Sales topped £5.8 billion in the half, up 2% year-on-year and it attracted 600,000 new customers to reach 21.4 million people.

It’s interesting that the company said customers “are spending more on themselves (beauty, fashion and dining in) but holding back on technology and big-ticket home items”.

It operates major supermarket Waitrose and said trading operating profit there improved from £431.7 million to £504.4 million. But at its department stores chain John Lewis, trading operating profit fell back from £295 million to £277.1 million. That’s bad news not just for the company but for the overall state of the British department stores sector.

And as mentioned, it said that “owing to inflationary pressures, the turnaround strategy dubbed Partnership Plan will take two additional years to deliver, coming in 2027/28 rather than 2025/26”.

It added that the economic outlook is uncertain, but an improvement in full-year financial results expected.

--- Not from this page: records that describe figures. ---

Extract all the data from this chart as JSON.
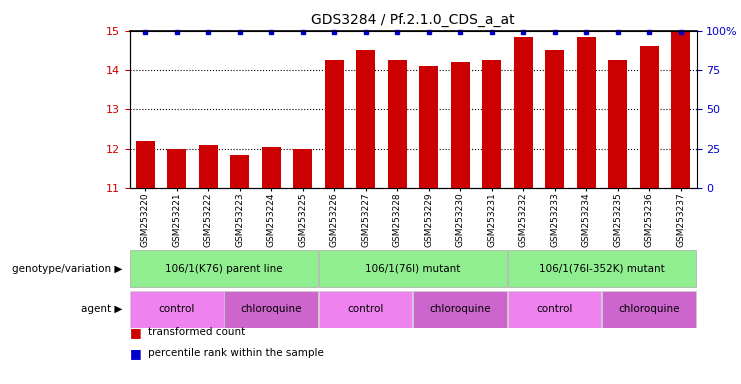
{
  "title": "GDS3284 / Pf.2.1.0_CDS_a_at",
  "samples": [
    "GSM253220",
    "GSM253221",
    "GSM253222",
    "GSM253223",
    "GSM253224",
    "GSM253225",
    "GSM253226",
    "GSM253227",
    "GSM253228",
    "GSM253229",
    "GSM253230",
    "GSM253231",
    "GSM253232",
    "GSM253233",
    "GSM253234",
    "GSM253235",
    "GSM253236",
    "GSM253237"
  ],
  "bar_values": [
    12.2,
    12.0,
    12.1,
    11.85,
    12.05,
    12.0,
    14.25,
    14.5,
    14.25,
    14.1,
    14.2,
    14.25,
    14.85,
    14.5,
    14.85,
    14.25,
    14.6,
    15.0
  ],
  "bar_color": "#CC0000",
  "percentile_color": "#0000CC",
  "ylim": [
    11,
    15
  ],
  "yticks": [
    11,
    12,
    13,
    14,
    15
  ],
  "right_ytick_labels": [
    "0",
    "25",
    "50",
    "75",
    "100%"
  ],
  "genotype_groups": [
    {
      "label": "106/1(K76) parent line",
      "start": 0,
      "end": 6,
      "color": "#90EE90"
    },
    {
      "label": "106/1(76I) mutant",
      "start": 6,
      "end": 12,
      "color": "#90EE90"
    },
    {
      "label": "106/1(76I-352K) mutant",
      "start": 12,
      "end": 18,
      "color": "#90EE90"
    }
  ],
  "agent_groups": [
    {
      "label": "control",
      "start": 0,
      "end": 3,
      "color": "#EE82EE"
    },
    {
      "label": "chloroquine",
      "start": 3,
      "end": 6,
      "color": "#CC66CC"
    },
    {
      "label": "control",
      "start": 6,
      "end": 9,
      "color": "#EE82EE"
    },
    {
      "label": "chloroquine",
      "start": 9,
      "end": 12,
      "color": "#CC66CC"
    },
    {
      "label": "control",
      "start": 12,
      "end": 15,
      "color": "#EE82EE"
    },
    {
      "label": "chloroquine",
      "start": 15,
      "end": 18,
      "color": "#CC66CC"
    }
  ],
  "genotype_label": "genotype/variation",
  "agent_label": "agent",
  "legend_items": [
    {
      "label": "transformed count",
      "color": "#CC0000",
      "marker": "s"
    },
    {
      "label": "percentile rank within the sample",
      "color": "#0000CC",
      "marker": "s"
    }
  ],
  "background_color": "#FFFFFF",
  "bar_width": 0.6,
  "tick_label_fontsize": 6.5,
  "title_fontsize": 10
}
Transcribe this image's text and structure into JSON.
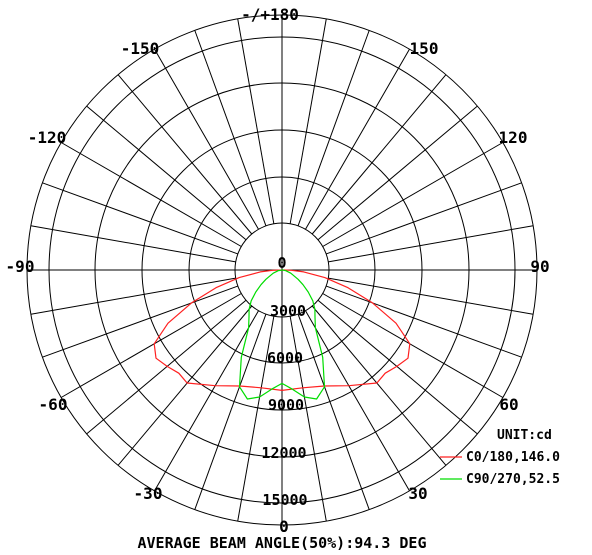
{
  "chart_data": {
    "type": "polar",
    "title": "",
    "unit_label": "UNIT:cd",
    "footer": "AVERAGE BEAM ANGLE(50%):94.3 DEG",
    "angle_labels": [
      {
        "angle": 180,
        "text": "-/+180"
      },
      {
        "angle": -150,
        "text": "-150"
      },
      {
        "angle": 150,
        "text": "150"
      },
      {
        "angle": -120,
        "text": "-120"
      },
      {
        "angle": 120,
        "text": "120"
      },
      {
        "angle": -90,
        "text": "-90"
      },
      {
        "angle": 90,
        "text": "90"
      },
      {
        "angle": -60,
        "text": "-60"
      },
      {
        "angle": 60,
        "text": "60"
      },
      {
        "angle": -30,
        "text": "-30"
      },
      {
        "angle": 30,
        "text": "30"
      },
      {
        "angle": 0,
        "text": "0"
      }
    ],
    "radial_ticks": [
      "0",
      "3000",
      "6000",
      "9000",
      "12000",
      "15000"
    ],
    "rmax": 15000,
    "grid": true,
    "legend_position": "bottom-right",
    "series": [
      {
        "name": "C0/180,146.0",
        "color": "#ff2020",
        "angles": [
          0,
          10,
          20,
          30,
          40,
          45,
          50,
          55,
          60,
          65,
          70,
          75,
          80,
          85,
          88,
          90
        ],
        "values": [
          7750,
          7700,
          7950,
          8600,
          9500,
          9400,
          9650,
          9900,
          9500,
          8100,
          6200,
          4400,
          2800,
          1400,
          600,
          150
        ]
      },
      {
        "name": "C90/270,52.5",
        "color": "#00dd00",
        "angles": [
          0,
          5,
          10,
          15,
          20,
          25,
          30,
          35,
          40,
          45,
          50,
          55,
          60,
          70,
          80,
          90
        ],
        "values": [
          7300,
          7700,
          8300,
          8600,
          8000,
          6200,
          4300,
          3700,
          3300,
          2800,
          2200,
          1650,
          1200,
          600,
          250,
          50
        ]
      }
    ]
  }
}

Looking at the John Lewis operation specifically, sales were £2.1 billion, down 2%. Yet fashion was up 3% and beauty was up 2% — partly driven by 50 new brands. The second half will see further launches, including Vivere, an exclusive with Savannah Miller. 

As mentioned, other major purchases such as home and tech (down 5% and 4%, respectively), were less of a priority for shoppers. John Lewis said it’s “been a case of ‘more loafers and fewer sofas’.” 

The balance between store and online purchases remained broadly unchanged at 43% and 57%, respectively. That said, shop sales improved by 2% driven by increased footfall while online declined 4% owing to weaker conversion. 

“Customers were drawn to shops for personal styling appointments (up 27%), beauty services (up 23%) and nursery consultations (up 17%),” it explained.